Thank you, Ed. It does have a section under Molecular Diagnostics that says: Additional explanations for the DNA and protein changes seen in the current specimen are shown in the following tables:

Explanation of DNA variant/mutation types seen in this specimen:
DNA Changes
SNV
A single nucleotide difference (point mutation) has been identified in the patient sample relative to the reference wild-type gene sequence.

Explanation of protein variant/mutation types seen in this specimen:
Protein Change
Missense
A single amino acid reside change in the patient sample relative to the reference wild-type protein sequence.

So I assume I'm wild-type?

Thank you for your help!

Jennifer

Primary 1B in 2014 - WLE and SNB negative.
Recurrence Dec 2019 - Stage IV with mets in liver and lungs. Currently on ipi/nivo combo @ MD Anderson (Houston, TX).

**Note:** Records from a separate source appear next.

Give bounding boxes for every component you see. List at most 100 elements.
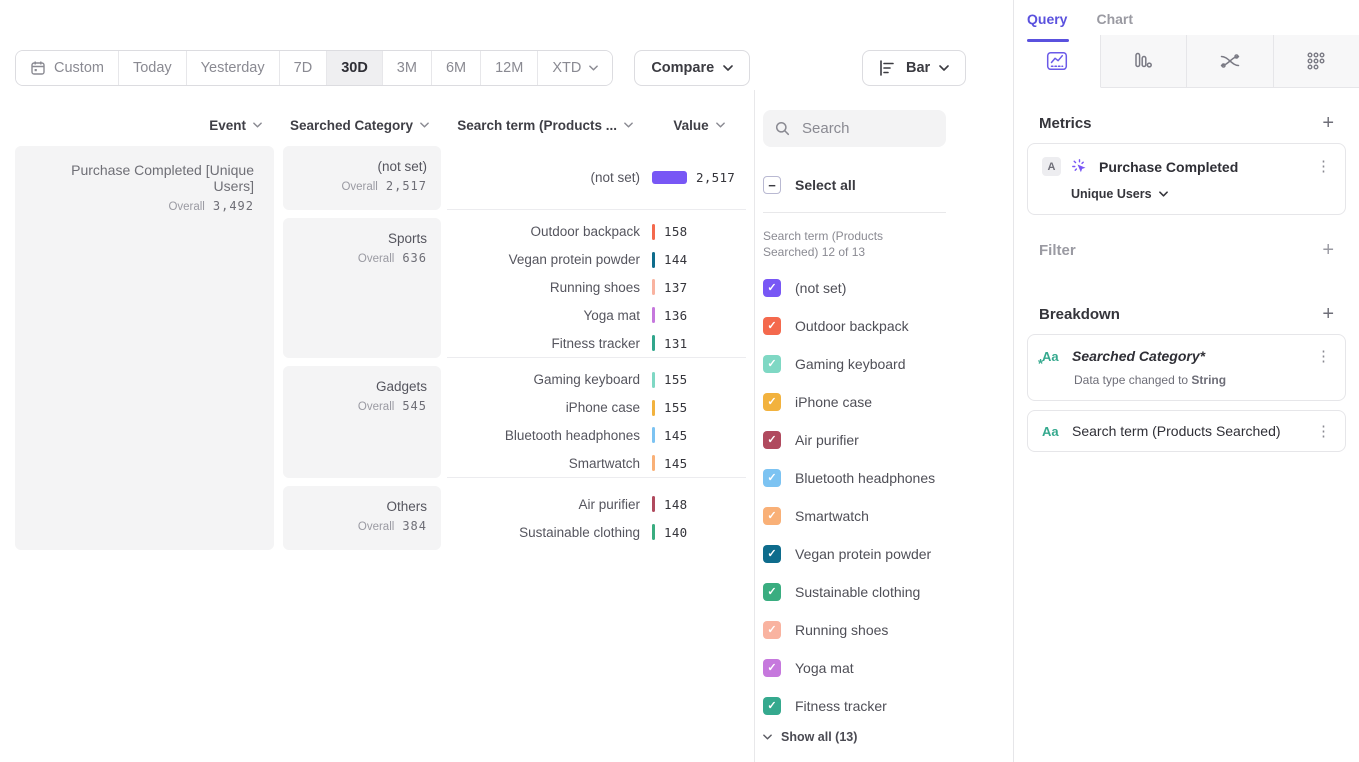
table-row[interactable]: Vegan protein powder144: [447, 246, 746, 274]
filter-item[interactable]: ✓Vegan protein powder: [763, 535, 946, 573]
checkbox-checked[interactable]: ✓: [763, 393, 781, 411]
table-row[interactable]: Bluetooth headphones145: [447, 422, 746, 450]
checkbox-checked[interactable]: ✓: [763, 697, 781, 715]
checkbox-checked[interactable]: ✓: [763, 507, 781, 525]
table-row[interactable]: (not set)2,517: [447, 164, 746, 192]
checkbox-checked[interactable]: ✓: [763, 431, 781, 449]
category-cell[interactable]: SportsOverall636: [283, 218, 441, 358]
breakdown-card[interactable]: Aa* Searched Category* ⋮ Data type chang…: [1027, 334, 1346, 401]
date-range-custom[interactable]: Custom: [16, 51, 119, 85]
filter-item-label: Bluetooth headphones: [795, 470, 935, 486]
search-input[interactable]: [800, 119, 934, 138]
term-label: Sustainable clothing: [447, 525, 640, 540]
filter-title: Filter: [1039, 242, 1076, 259]
filter-item[interactable]: ✓Fitness tracker: [763, 687, 946, 725]
breakdown-card[interactable]: Aa Search term (Products Searched) ⋮: [1027, 410, 1346, 452]
chevron-down-icon: [716, 122, 725, 128]
checkbox-checked[interactable]: ✓: [763, 355, 781, 373]
checkbox-checked[interactable]: ✓: [763, 469, 781, 487]
table-row[interactable]: iPhone case155: [447, 394, 746, 422]
compare-button[interactable]: Compare: [634, 50, 750, 86]
filter-item[interactable]: ✓Sustainable clothing: [763, 573, 946, 611]
column-header-value[interactable]: Value: [652, 114, 746, 136]
filter-item-label: Gaming keyboard: [795, 356, 906, 372]
event-sparkle-icon: [1071, 158, 1089, 176]
category-cell[interactable]: GadgetsOverall545: [283, 366, 441, 478]
column-header-event[interactable]: Event: [15, 114, 262, 136]
value-bar: [652, 524, 655, 540]
table-row[interactable]: Gaming keyboard155: [447, 366, 746, 394]
date-range-30d[interactable]: 30D: [327, 51, 383, 85]
checkbox-checked[interactable]: ✓: [763, 659, 781, 677]
value-label: 137: [664, 280, 687, 295]
chevron-down-icon: [624, 122, 633, 128]
tab-chart[interactable]: Chart: [1096, 11, 1133, 35]
counting-method-dropdown[interactable]: Unique Users: [1071, 187, 1331, 201]
check-icon: ✓: [767, 663, 776, 674]
date-range-yesterday[interactable]: Yesterday: [187, 51, 280, 85]
metrics-title: Metrics: [1039, 115, 1092, 132]
tab-query[interactable]: Query: [1027, 11, 1067, 35]
filter-item[interactable]: ✓(not set): [763, 269, 946, 307]
date-range-label: XTD: [552, 60, 581, 76]
table-row[interactable]: Air purifier148: [447, 490, 746, 518]
chevron-down-icon: [253, 122, 262, 128]
table-row[interactable]: Outdoor backpack158: [447, 218, 746, 246]
date-range-label: Yesterday: [201, 60, 265, 76]
date-range-label: 7D: [294, 60, 313, 76]
show-all-button[interactable]: Show all (13): [763, 730, 946, 744]
date-range-7d[interactable]: 7D: [280, 51, 328, 85]
filter-item[interactable]: ✓Air purifier: [763, 421, 946, 459]
date-range-3m[interactable]: 3M: [383, 51, 432, 85]
kebab-menu-icon[interactable]: ⋮: [1316, 159, 1331, 174]
checkbox-checked[interactable]: ✓: [763, 279, 781, 297]
filter-item[interactable]: ✓ Bluetooth headphones: [763, 459, 946, 497]
date-range-12m[interactable]: 12M: [481, 51, 538, 85]
date-range-6m[interactable]: 6M: [432, 51, 481, 85]
table-row[interactable]: Yoga mat136: [447, 301, 746, 329]
checkbox-checked[interactable]: ✓: [763, 583, 781, 601]
category-cell[interactable]: OthersOverall384: [283, 486, 441, 550]
kebab-menu-icon[interactable]: ⋮: [1316, 349, 1331, 364]
checkbox-checked[interactable]: ✓: [763, 317, 781, 335]
chart-type-button[interactable]: Bar: [862, 50, 966, 86]
term-rows: (not set)2,517: [447, 146, 746, 210]
flow-tab[interactable]: [1187, 35, 1274, 88]
metric-series-badge: A: [1042, 157, 1061, 176]
checkbox-checked[interactable]: ✓: [763, 621, 781, 639]
filter-item[interactable]: ✓ Gaming keyboard: [763, 345, 946, 383]
category-cell[interactable]: (not set)Overall2,517: [283, 146, 441, 210]
table-row[interactable]: Running shoes137: [447, 274, 746, 302]
table-row[interactable]: Smartwatch145: [447, 449, 746, 477]
retention-tab[interactable]: [1274, 35, 1359, 88]
overall-label: Overall: [358, 521, 394, 533]
filter-item[interactable]: ✓Outdoor backpack: [763, 307, 946, 345]
column-header-search-term[interactable]: Search term (Products ...: [447, 114, 633, 136]
select-all-row[interactable]: − Select all: [763, 176, 946, 194]
select-all-checkbox[interactable]: −: [763, 176, 781, 194]
table-row[interactable]: Sustainable clothing140: [447, 518, 746, 546]
add-breakdown-button[interactable]: +: [1322, 304, 1334, 324]
insights-tab[interactable]: [1014, 35, 1101, 88]
column-header-label: Search term (Products ...: [457, 118, 617, 133]
filter-item-label: iPhone case: [795, 394, 872, 410]
filter-item[interactable]: ✓ iPhone case: [763, 383, 946, 421]
kebab-menu-icon[interactable]: ⋮: [1316, 424, 1331, 439]
metric-card[interactable]: A Purchase Completed ⋮ Unique Users: [1027, 143, 1346, 215]
category-name: Gadgets: [297, 379, 427, 394]
add-filter-button[interactable]: +: [1322, 240, 1334, 260]
filter-item[interactable]: ✓Smartwatch: [763, 497, 946, 535]
show-all-label: Show all (13): [781, 730, 857, 744]
add-metric-button[interactable]: +: [1322, 113, 1334, 133]
funnel-tab[interactable]: [1101, 35, 1188, 88]
column-header-searched-category[interactable]: Searched Category: [283, 114, 429, 136]
date-range-xtd[interactable]: XTD: [538, 51, 612, 85]
checkbox-checked[interactable]: ✓: [763, 545, 781, 563]
filter-item[interactable]: ✓Running shoes: [763, 611, 946, 649]
segment-filter-panel: − Select all Search term (Products Searc…: [763, 110, 946, 744]
date-range-today[interactable]: Today: [119, 51, 187, 85]
search-box[interactable]: [763, 110, 946, 147]
table-row[interactable]: Fitness tracker131: [447, 329, 746, 357]
event-cell[interactable]: Purchase Completed [Unique Users] Overal…: [15, 146, 274, 550]
filter-item[interactable]: ✓Yoga mat: [763, 649, 946, 687]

You have a single amino acid change relative to the wild type (which has none) thus by my account you are BRAF+ which means that you have both immunotherapy as well as targeted therapy available to you as possible options in your melanoma fight.
Melanie

I'm not really sure what to make of that portion of your report, Jenn. There article is interesting: https://www.targetedonc.com/publications/special-reports/2014/melanoma-s...

It notes: "The predominant mutation associated with melanoma, reported in about 50% of cases, occurs at position 600 in BRAF, a protein that is part of the mitogen-activated protein (MAP) kinase signal transduction pathway. Approximately 80% to 90% of these BRAF mutations are known as V600E, a T>A switch that results in an amino acid change of valine to glutamic acid at position 600, within the activation portion of the BRAF kinase domain. Another 5% to 10% of mutations at the same position are known as V600K, which results in a lysine substituted for valine at the same position.2,3

About 15% to 25% of melanomas display mutations in NRAS, a signaling molecule upstream of BRAF in the MAPK pathway,4while approximately 15% of melanomas show a mutation in KIT, a cell surface receptor involved in the same signaling pathway.5"

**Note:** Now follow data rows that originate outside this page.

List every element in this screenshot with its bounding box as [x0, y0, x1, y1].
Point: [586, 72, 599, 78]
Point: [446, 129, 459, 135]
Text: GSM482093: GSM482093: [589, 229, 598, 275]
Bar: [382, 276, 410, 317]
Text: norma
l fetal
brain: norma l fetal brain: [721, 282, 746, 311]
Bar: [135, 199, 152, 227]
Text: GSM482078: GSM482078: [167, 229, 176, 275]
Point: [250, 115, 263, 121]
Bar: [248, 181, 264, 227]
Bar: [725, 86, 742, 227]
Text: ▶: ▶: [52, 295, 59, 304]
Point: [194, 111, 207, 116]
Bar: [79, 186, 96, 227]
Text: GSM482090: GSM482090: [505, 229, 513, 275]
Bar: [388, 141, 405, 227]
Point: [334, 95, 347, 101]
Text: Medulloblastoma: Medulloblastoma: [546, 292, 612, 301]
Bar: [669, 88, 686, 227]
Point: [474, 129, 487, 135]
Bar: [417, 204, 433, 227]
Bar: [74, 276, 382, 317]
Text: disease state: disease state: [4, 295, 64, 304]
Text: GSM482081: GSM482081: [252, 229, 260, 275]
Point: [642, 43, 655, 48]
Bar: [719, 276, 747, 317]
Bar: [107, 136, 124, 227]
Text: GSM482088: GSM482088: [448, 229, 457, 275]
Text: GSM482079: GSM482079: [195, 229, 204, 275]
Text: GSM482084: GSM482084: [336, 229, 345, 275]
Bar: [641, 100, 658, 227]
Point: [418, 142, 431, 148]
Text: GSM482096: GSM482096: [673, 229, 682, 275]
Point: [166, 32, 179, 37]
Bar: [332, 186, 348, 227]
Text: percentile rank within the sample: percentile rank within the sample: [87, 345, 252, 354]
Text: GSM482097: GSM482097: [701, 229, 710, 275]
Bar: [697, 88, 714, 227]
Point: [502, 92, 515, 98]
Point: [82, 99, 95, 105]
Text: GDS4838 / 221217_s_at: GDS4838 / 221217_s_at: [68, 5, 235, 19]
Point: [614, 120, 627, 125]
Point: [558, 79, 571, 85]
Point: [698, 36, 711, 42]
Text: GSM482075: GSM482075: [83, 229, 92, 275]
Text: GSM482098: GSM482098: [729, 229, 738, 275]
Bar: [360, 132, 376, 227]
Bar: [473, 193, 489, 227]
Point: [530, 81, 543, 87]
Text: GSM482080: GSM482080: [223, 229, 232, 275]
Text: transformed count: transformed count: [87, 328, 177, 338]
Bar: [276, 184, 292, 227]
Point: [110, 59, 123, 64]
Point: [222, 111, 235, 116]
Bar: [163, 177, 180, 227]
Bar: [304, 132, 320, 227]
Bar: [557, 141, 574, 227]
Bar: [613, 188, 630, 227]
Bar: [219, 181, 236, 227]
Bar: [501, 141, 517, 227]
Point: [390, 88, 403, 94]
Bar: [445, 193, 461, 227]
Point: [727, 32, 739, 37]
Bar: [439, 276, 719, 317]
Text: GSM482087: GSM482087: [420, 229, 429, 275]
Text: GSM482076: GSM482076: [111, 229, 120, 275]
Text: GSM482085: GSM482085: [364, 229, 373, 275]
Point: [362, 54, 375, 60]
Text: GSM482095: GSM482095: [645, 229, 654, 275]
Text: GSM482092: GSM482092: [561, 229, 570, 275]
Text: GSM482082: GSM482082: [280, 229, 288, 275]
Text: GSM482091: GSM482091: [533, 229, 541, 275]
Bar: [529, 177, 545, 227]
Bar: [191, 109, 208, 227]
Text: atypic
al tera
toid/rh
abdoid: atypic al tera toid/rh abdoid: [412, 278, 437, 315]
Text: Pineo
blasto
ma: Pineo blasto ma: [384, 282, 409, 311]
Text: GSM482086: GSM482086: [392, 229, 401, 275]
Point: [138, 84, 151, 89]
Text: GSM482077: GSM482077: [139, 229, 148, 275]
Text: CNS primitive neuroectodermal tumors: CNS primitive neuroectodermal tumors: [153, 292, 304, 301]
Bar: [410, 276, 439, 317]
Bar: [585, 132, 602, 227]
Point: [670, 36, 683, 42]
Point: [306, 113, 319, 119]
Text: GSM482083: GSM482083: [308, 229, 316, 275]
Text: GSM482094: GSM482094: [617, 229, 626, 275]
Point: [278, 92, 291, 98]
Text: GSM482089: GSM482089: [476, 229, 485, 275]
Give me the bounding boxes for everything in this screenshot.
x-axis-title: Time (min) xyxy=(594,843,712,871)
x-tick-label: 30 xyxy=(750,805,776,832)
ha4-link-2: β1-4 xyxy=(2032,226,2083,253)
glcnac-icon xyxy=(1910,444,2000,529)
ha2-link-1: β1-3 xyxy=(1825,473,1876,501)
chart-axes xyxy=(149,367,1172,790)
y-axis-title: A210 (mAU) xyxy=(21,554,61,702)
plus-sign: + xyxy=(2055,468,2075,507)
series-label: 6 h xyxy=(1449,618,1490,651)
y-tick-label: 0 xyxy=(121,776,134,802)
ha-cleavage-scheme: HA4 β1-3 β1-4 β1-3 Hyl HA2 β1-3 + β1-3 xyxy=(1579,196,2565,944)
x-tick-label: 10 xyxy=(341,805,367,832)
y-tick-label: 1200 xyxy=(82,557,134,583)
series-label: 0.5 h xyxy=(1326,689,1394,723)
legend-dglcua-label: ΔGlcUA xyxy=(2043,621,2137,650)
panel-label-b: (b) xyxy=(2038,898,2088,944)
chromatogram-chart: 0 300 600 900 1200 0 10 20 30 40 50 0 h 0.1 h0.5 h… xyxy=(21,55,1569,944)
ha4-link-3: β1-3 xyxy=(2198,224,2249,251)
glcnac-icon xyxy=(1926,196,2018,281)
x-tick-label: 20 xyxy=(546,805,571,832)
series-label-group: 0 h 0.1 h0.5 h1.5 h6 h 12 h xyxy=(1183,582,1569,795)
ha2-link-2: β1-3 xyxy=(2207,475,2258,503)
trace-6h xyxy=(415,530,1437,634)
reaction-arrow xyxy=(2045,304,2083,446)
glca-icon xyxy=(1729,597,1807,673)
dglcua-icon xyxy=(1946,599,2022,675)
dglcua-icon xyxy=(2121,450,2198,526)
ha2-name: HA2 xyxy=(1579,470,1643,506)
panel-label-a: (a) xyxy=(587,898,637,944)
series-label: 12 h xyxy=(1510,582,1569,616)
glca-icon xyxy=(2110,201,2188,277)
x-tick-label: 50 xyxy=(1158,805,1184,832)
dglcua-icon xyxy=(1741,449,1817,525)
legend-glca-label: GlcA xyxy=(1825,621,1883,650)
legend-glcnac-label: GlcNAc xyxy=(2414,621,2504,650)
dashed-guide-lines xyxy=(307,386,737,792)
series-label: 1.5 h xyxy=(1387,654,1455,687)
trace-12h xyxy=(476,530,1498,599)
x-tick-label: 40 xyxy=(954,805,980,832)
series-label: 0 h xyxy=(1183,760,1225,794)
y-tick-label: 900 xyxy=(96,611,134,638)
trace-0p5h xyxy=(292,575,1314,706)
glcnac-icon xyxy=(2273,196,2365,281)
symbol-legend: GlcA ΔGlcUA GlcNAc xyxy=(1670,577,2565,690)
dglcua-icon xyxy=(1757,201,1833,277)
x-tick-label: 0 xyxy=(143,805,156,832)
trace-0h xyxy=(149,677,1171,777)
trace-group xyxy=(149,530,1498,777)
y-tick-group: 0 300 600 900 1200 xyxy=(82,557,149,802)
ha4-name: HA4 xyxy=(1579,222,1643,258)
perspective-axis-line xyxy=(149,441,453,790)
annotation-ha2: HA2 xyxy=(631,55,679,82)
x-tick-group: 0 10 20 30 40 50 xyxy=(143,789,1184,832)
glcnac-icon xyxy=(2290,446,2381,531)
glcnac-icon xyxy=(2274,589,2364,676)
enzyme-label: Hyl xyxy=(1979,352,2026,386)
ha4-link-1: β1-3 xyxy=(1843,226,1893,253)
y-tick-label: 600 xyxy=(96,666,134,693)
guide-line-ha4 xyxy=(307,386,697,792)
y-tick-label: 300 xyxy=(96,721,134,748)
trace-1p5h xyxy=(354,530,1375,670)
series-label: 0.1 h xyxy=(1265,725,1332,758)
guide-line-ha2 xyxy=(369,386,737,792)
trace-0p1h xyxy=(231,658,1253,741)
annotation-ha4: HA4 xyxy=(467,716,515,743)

The article goes on to talk about the BRAF mutations V600E and K like Ed described and adds this.... "melanoma mutation detection panel ... includes not only BRAF at position 600, but also NRAS, detecting mutations at codons 12 and 13 (exon 2), codons 59 and 61 (exon 3), and codons 117 and 146 (exon 4) of the NRAS proto-oncogene.14 The assay, based on real-time PCR, also tests for a mutation of c-KIT, a protein that acts upstream of NRAS in the MAPK pathway, at codon 816 (exon 17) in the c-KIT proto-oncogene..."

So since your report notes that there is "A single amino acid reside change in the patient sample relative to the reference wild-type protein sequence." - I think it matters where that change is in the sequence in order to determine type. But, that's just my take.

I'm sure your doc can clarify all of this on Wednesday, though I know when you are waiting for answers it can be nutters. Yours, celeste

Hi Jennifer, here are two links for you if interested (video's) explaining the tests that are preformed on tumors to see if it is Braf + or mutated and second video by Dr. Weber explains Braf mutation is great detail, second video is from a couple of years ago so missing some of the new drugs that have been approved "Columbus trial" for Braf mutations.https://www.youtube.com/watch?time_continue=219&v=0QNX0dJ8wbs&feature=em... https://www.youtube.com/watch?v=ZBcRHFGTyGs

Thank you!

Jennifer

Primary 1B in 2014 - WLE and SNB negative.
Recurrence Dec 2019 - Stage IV with mets in liver and lungs. Currently on ipi/nivo combo @ MD Anderson (Houston, TX).

All this BRAF talk makes me wish I had asked for a copy of the report. The doctor just told me BRAF positive, but I know nothing beyond that.

I believe being BRAF+ is a good thing - it means you're eligible for targeted therapy! I got confirmation from my doc that I'm BRAF- via MyChart. I have a call into him to see if this changes anything as far as prognosis or what direction we go in with treatment. I believe we'll just keep trucking on with ipi/nivo treatment. Getting my second one this Saturday.

Jennifer

Primary 1B in 2014 - WLE and SNB negative.
Recurrence Dec 2019 - Stage IV with mets in liver and lungs. Currently on ipi/nivo combo @ MD Anderson (Houston, TX).